Act I, The Beginning, or Whatever You May Call It

Act I is what introduces the reader to the story.  That is given.  It must do something else, right?  Of course, it does.  Stories no matter how short or how long they may be, must have a solid beginning in order to keep the reader engaged enough to move into the middle.  A lot happens in the beginning, but it is more than just a means to the end.  It begins the journey that your plucky protagonist has to take in order to him to change–or not.

So, what happens in the beginning?  Something must change in the protagonist’s life.  I’m pretty sure you’ve heard that one before, but it is extremely important that something happens.  What I wished I learned a little earlier was what that truly meant.  I’ve seen in countless books on writing and sometimes it was explained, but the idea just didn’t seem to sink in for me.  It wasn’t until I had written several beginnings to several novels that I realized exactly what it was.

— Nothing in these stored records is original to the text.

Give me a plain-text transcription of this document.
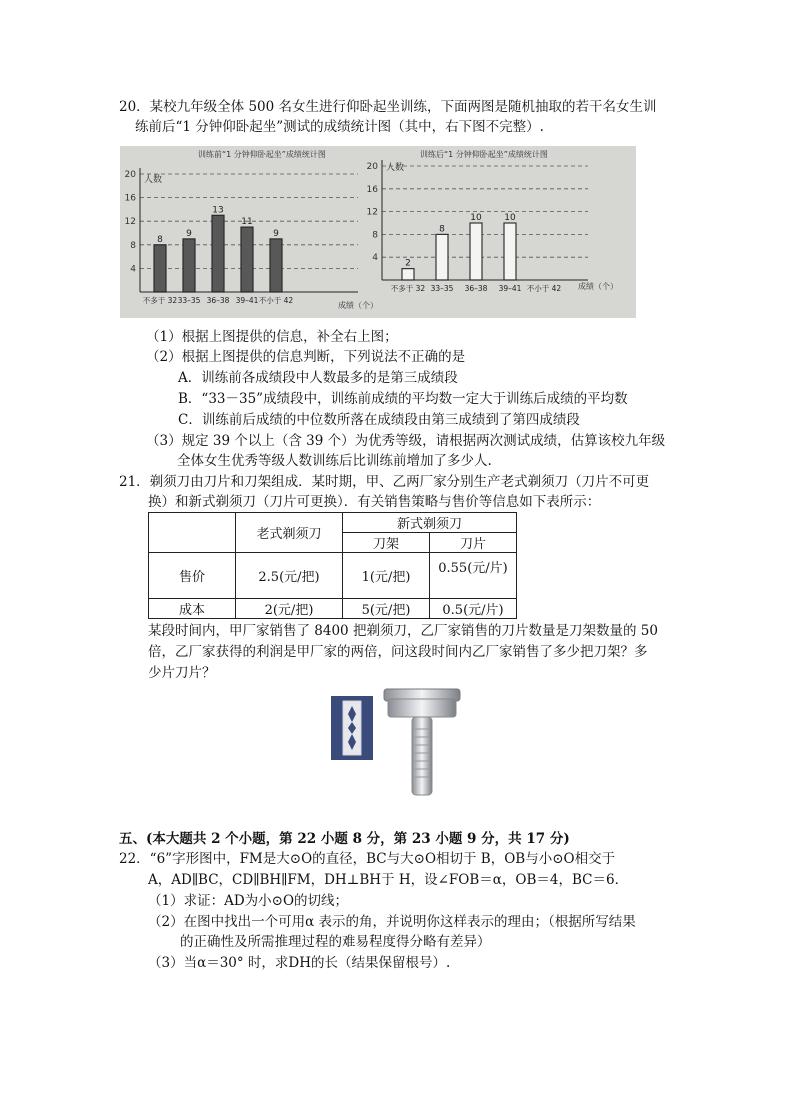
20．某校九年级全体 500 名女生进行仰卧起坐训练，下面两图是随机抽取的若干名女生训
练前后“1 分钟仰卧起坐”测试的成绩统计图（其中，右下图不完整）.
训练前“1 分钟仰卧起坐”成绩统计图
人数
4
8
12
16
20
8
9
13
11
9
不多于 32 33–35 36–38 39–41 不小于 42
成绩（个）
训练后“1 分钟仰卧起坐”成绩统计图
人数
4
8
12
16
20
2
8
10	10
不多于 32 33–35 36–38 39–41 不小于 42 成绩（个）
（1）根据上图提供的信息，补全右上图；
（2）根据上图提供的信息判断，下列说法不正确的是
A．训练前各成绩段中人数最多的是第三成绩段
B．“33－35”成绩段中，训练前成绩的平均数一定大于训练后成绩的平均数
C．训练前后成绩的中位数所落在成绩段由第三成绩到了第四成绩段
（3）规定 39 个以上（含 39 个）为优秀等级，请根据两次测试成绩，估算该校九年级
全体女生优秀等级人数训练后比训练前增加了多少人.
21．剃须刀由刀片和刀架组成．某时期，甲、乙两厂家分别生产老式剃须刀（刀片不可更
换）和新式剃须刀（刀片可更换）．有关销售策略与售价等信息如下表所示：
	老式剃须刀	新式剃须刀	
		刀架	刀片
售价	2.5(元/把)	1(元/把)	0.55(元/片)
成本	2(元/把)	5(元/把)	0.5(元/片)
某段时间内，甲厂家销售了 8400 把剃须刀，乙厂家销售的刀片数量是刀架数量的 50
倍，乙厂家获得的利润是甲厂家的两倍，问这段时间内乙厂家销售了多少把刀架？多
少片刀片？
五、(本大题共 2 个小题，第 22 小题 8 分，第 23 小题 9 分，共 17 分)
22．“6”字形图中，FM是大⊙O的直径，BC与大⊙O相切于 B，OB与小⊙O相交于
A，AD∥BC，CD∥BH∥FM，DH⊥BH于 H，设∠FOB＝α，OB＝4，BC＝6．
（1）求证：AD为小⊙O的切线；
（2）在图中找出一个可用α 表示的角，并说明你这样表示的理由；（根据所写结果
的正确性及所需推理过程的难易程度得分略有差异）
（3）当α＝30° 时，求DH的长（结果保留根号）.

It simply means that our protagonist was going on with his daily life (something you will have to show in your story) when Bam! something has changed his otherwise humdrum existence into something that sets events in motion that will eventually change his life.  It really doesn’t have to be anything dramatic like being hit by a car or someone getting kidnapped (though that could happen).  It could be something as simple as a lunar eclipse, something that signifies a change in the daily routine.  In the darkness of a lunar eclipse, he had to move closer to a light to see a scrap of paper (another change in his daily routine, by the way) that forces him to bump into a stranger.  The sequence of events that follow are the rest of the story.

By now, I’m also pretty certain that you’ve heard the terms Key Event and Inciting Event, or maybe not, if you were like me.  It wasn’t until I really started taking my writing seriously that I understood their meaning.  It might seem confusing, at first, because sometimes the two are actually the same thing.  It really all depends on the story you are trying to tell.

In the above example, the bump into the stranger could be the Inciting Event which could lead directly to the Key Event or might lead to it a bit later.  An Inciting Event is basically what gets the story moving.  The Key Event is the one thing that starts the protagonist down that path of no return.  See how it could be one and the same?  Me neither…at first.  It took me quite a while before I understood it.  The Key Event could be the bump and the Inciting Event could have been the lunar eclipse because it really caused the bump.  It all depends on the story.

Well now that I mention the Point of No Return, this would be a good time to explain it.  Some call this the First Plot Point.  Actually, I look at it as the crossroads where the protagonist is forced to make a choice.  The best reference I can make is when Neo has to choose between the red and the blue pill.  On one hand he can choose the status quo and do nothing to better his situation or he could take the new path.  Each has its own consequences, but we all know that had he taken the blue pill, the movie would have ended and nothing much more could be said.  That would be awfully boring.  Don’t you think?

In the beginning of any story, be it short, long or epic, the beginning plays a crucial role in setting up the story and forcing the main character to make a choice that propels him into the next and longest section.  Act II or the middle.